Nihayet, ‘üçüncü doğacı sanat’ adlı kapsamlı makale/yazıda, belki de bir ‘manifesto’ değerine yükselebilecek düşünce ve görüşlerle, özgürlük devrimi temelinde doğan yeni Kürdistan’da sanat ve edebiyat yaklaşımlarımızın nasıl olması gerektiği üzerine denemelere giriştim. Bunu tamamlayanlar olarak üstte belirttiğim diğer sanat değerlendirmeleriyle birlikte bu yazı, bence günümüzde gecikmiş bir görev olarak Rêber APO’nun paradigması temelinde yapılması gereken ‘sanat ve edebiyat tartışmaları’ için önemli bir platform oluşturmaktadır.

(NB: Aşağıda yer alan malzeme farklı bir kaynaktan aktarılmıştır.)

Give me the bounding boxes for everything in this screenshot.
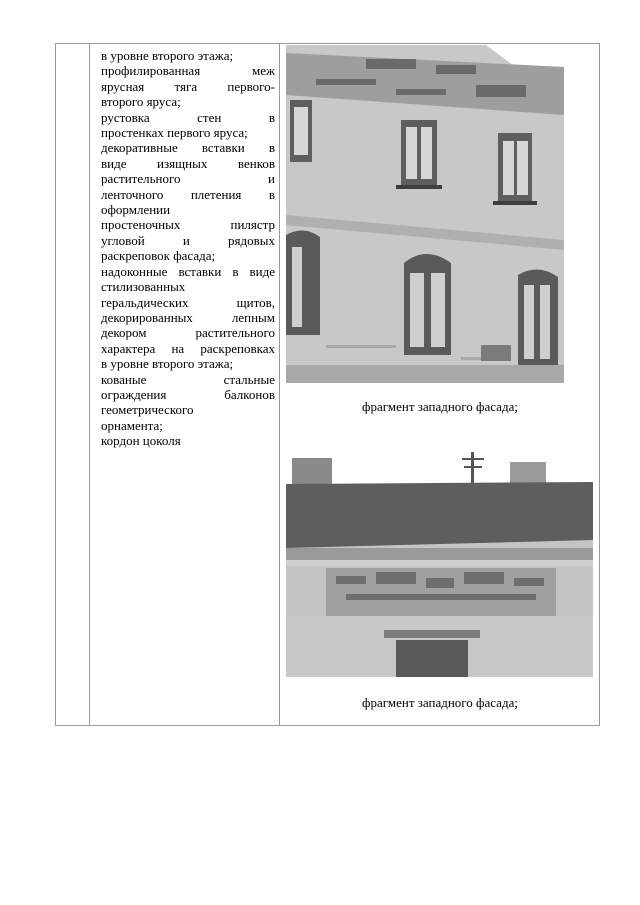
description-line: виде изящных венков: [101, 155, 275, 171]
description-line: простеночных пилястр: [101, 217, 275, 233]
description-line: кордон цоколя: [101, 433, 181, 449]
description-line: декором растительного: [101, 325, 275, 341]
description-line: стилизованных: [101, 279, 186, 295]
description-line: кованые стальные: [101, 371, 275, 387]
description-line: геометрического: [101, 402, 194, 418]
description-line: раскреповок фасада;: [101, 248, 216, 264]
description-line: в уровне второго этажа;: [101, 48, 234, 63]
description-line: надоконные вставки в виде: [101, 263, 275, 279]
document-table: [55, 43, 600, 726]
description-line: ленточного плетения в: [101, 186, 275, 202]
description-line: профилированная меж: [101, 63, 275, 79]
description-line: рустовка стен в: [101, 109, 275, 125]
column-divider-2: [279, 44, 280, 725]
description-line: растительного и: [101, 171, 275, 187]
description-line: характера на раскреповках: [101, 340, 275, 356]
column-divider-1: [89, 44, 90, 725]
facade-photo-1: [286, 45, 564, 383]
description-line: декоративные вставки в: [101, 140, 275, 156]
photo-caption-1: фрагмент западного фасада;: [362, 399, 518, 414]
description-line: угловой и рядовых: [101, 232, 275, 248]
description-line: орнамента;: [101, 417, 163, 433]
description-line: геральдических щитов,: [101, 294, 275, 310]
description-line: простенках первого яруса;: [101, 125, 248, 141]
description-line: ярусная тяга первого-: [101, 78, 275, 94]
description-line: ограждения балконов: [101, 386, 275, 402]
photo-caption-2: фрагмент западного фасада;: [362, 695, 518, 710]
description-line: в уровне второго этажа;: [101, 356, 234, 372]
description-line: декорированных лепным: [101, 309, 275, 325]
description-line: оформлении: [101, 202, 171, 218]
facade-photo-2: [286, 444, 593, 677]
description-line: второго яруса;: [101, 94, 181, 110]
description-cell: [101, 48, 275, 449]
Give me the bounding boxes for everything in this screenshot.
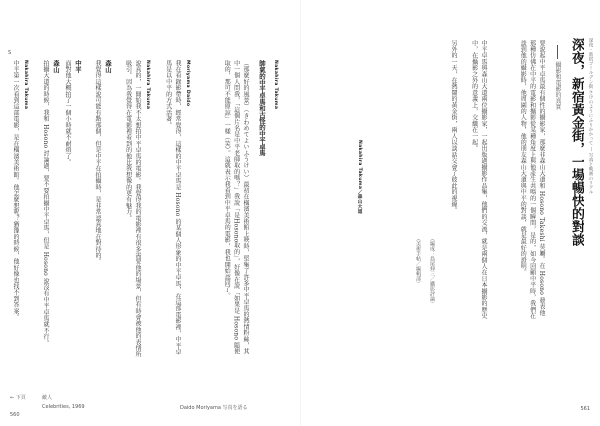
dialogue-nakahira-3: 面對他大概拍了一個小時就不耐煩了。: [64, 60, 71, 166]
article-title: 深夜，新宿黃金街，一場暢快的對談: [569, 38, 584, 246]
speaker-nakahira-4: Nakahira Takuma: [23, 60, 28, 110]
intro-paragraph-1: 要說起中平卓馬最有個性的攝影家，那麼非森山大道和 Hosono Takeshi 莫屬。在 Hosono 發表他那種仿佛在中平的電影和攝影從某種角度上與他產生共鳴的一個瞬間，是的，如今回顧中平時，我們在談到他的攝影時，他周圍的人物，他的朋友森山大道與中平的對談，就是最好的證明。: [519, 40, 545, 319]
speakers-line: Nakahira Takuma／森山大道: [357, 140, 362, 214]
dialogue-moriyama-1: 我在看錄影帶時，經常覺得，這樣的中平卓馬是 Hosono 的某個人形象的中平卓馬，在這部電影裡，中平卓馬是以中平的方式活著。: [164, 60, 181, 356]
dialogue-nakahira-4: 中平第一次看到這部電影，是在橫濱美術館。他怎麼想呢？猶豫的時候，他好像也找不到答案。: [12, 60, 19, 321]
next-page-link[interactable]: ← 下頁: [10, 395, 26, 401]
running-head: 深夜・新宿ゴールデン街 さけのようにふりかかって — 写真と映画のリアル: [588, 38, 593, 195]
page-number-left: 560: [10, 412, 20, 418]
intro-paragraph-3: 另外的一天，在熱鬧的黃金街，兩人以談話交會了彼此的視線。: [450, 40, 457, 214]
speaker-moriyama-3: 森山: [52, 60, 60, 73]
dialogue-nakahira-1: （那麼好的風景）（きわめてよいふうけい）最初在橫濱美術館上映時，堅集了許多中平卓馬的熱情粉絲，其中一個人問我，「這個片名是中平老師取的嗎？」我說「是Hosono取的」，好像在說「如果是 Hosono 隨便取的，那可不能原諒」一樣（笑）。這就表示我看到中平卓馬的電影，我也開始認同了。: [223, 60, 249, 355]
dialogue-moriyama-2: 我覺得這樣說可能有點那個，但是中平在拍攝時，是非常認真地在對待的。: [94, 60, 101, 265]
subtitle-text: 攝影和電影的真實: [554, 61, 561, 110]
left-edge-mark: S: [8, 50, 12, 56]
article-subtitle: [552, 44, 562, 164]
speaker-moriyama-1: Moriyama Daido: [185, 60, 190, 107]
subtitle-dash: [557, 45, 558, 59]
speaker-nakahira-1: Nakahira Takuma: [273, 60, 278, 110]
figure-label: 敵人: [42, 395, 53, 401]
speaker-nakahira-2: Nakahira Takuma: [145, 60, 150, 110]
speaker-nakahira-3: 中平: [74, 60, 82, 73]
dialogue-nakahira-2: 說真的，一開始我不太想拍中平卓馬的電影。我覺得我的電影裡有很多需要他的場景，但有時會被他的表情所吸引。因為我覺得在電影裡看到的他比我想像的更有魅力。: [124, 60, 141, 358]
dialogue-moriyama-3: 拍攝大道的時候，我和 Hosono 討論過，要不要拍攝中平卓馬，但是 Hosono 說沒有中平卓馬就不行。: [42, 60, 49, 347]
caption-editor: （編成：島尾伸三／攝影評論）: [429, 236, 435, 306]
section-heading: 帥氣的中平卓馬和古怪的中平卓馬: [258, 60, 266, 156]
page-footer-center: Daido Moriyama 写真を語る: [180, 405, 248, 411]
speaker-moriyama-2: 森山: [104, 60, 112, 73]
page-number-right: 561: [580, 406, 590, 412]
figure-sub: Celebrities, 1969: [42, 404, 85, 410]
right-page: [300, 0, 600, 426]
caption-magazine: （美術手帖／編輯部）: [415, 236, 421, 286]
intro-paragraph-2: 中平卓馬與森山大道兩位攝影家，一起出版過攝影作品集，他們的交流，就是兩個人在日本攝影的歷史中，在攝影之外的意義上，交織在一起。: [470, 40, 487, 319]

İsim olarak neden 'Tül ve Kül'ü seçtiniz?

Ben bu ismi, öyle tam anlamıyla düşünmekten ziyade, içimde ‘o şey’i hissederek koydum. Yine de, kitaptaki ‘tül ile ateşin aşkı’ şiiri bunu bazı açılardan açıklıyor.

‘Kiraz çiçekleri’ gibidir gerillalar. Kiraz çiçeğinin Japonca karşılığı ‘sakura’ demektir. Sakuraların ömrü bir hafta veya on gün kadardır. Japonlarda samuray yaşam tarzını simgeleyen kiraz çiçeği, Kürdistan gerillası için felsefik açıdan doğal bir ‘rol model’ veya ‘idol’ gibidir. Gerilla da kiraz çiçeği gibi doğayı, doğanın güzelliğini simgeler; ve ‘peyzaj’ın kişileşmiş halidir sanki. Sakura gibi özgürlük ağacında bütün güzelliğiyle açar ve kısacık ömründe hayatına çok şeyi sığdırıp, solmadan ve kurumadan yaşamının en güzel döneminde toprağa düşer. Ütopya’nın savaşçıları bir yıldız gibi parlar, savaşır ve her an, ama her an ölebileceğini bilir. Onu çok özel ve ayrıcalıklı kılan da budur. Nadide bir güzellik, kışın ortasında bunalmış bir halka Newroz’u müjdelemek için açar ve hayatının baharında, baharını getirdiği kendi halkının kalbine yolculuk eder. O, artık bir toplumun yaşayan belleği; insanca ve onurluca var oluşunun yapı taşı; geleceğinin güzide harcı; ve yüzyıllara taşacak hayallerinin simyacısıdır.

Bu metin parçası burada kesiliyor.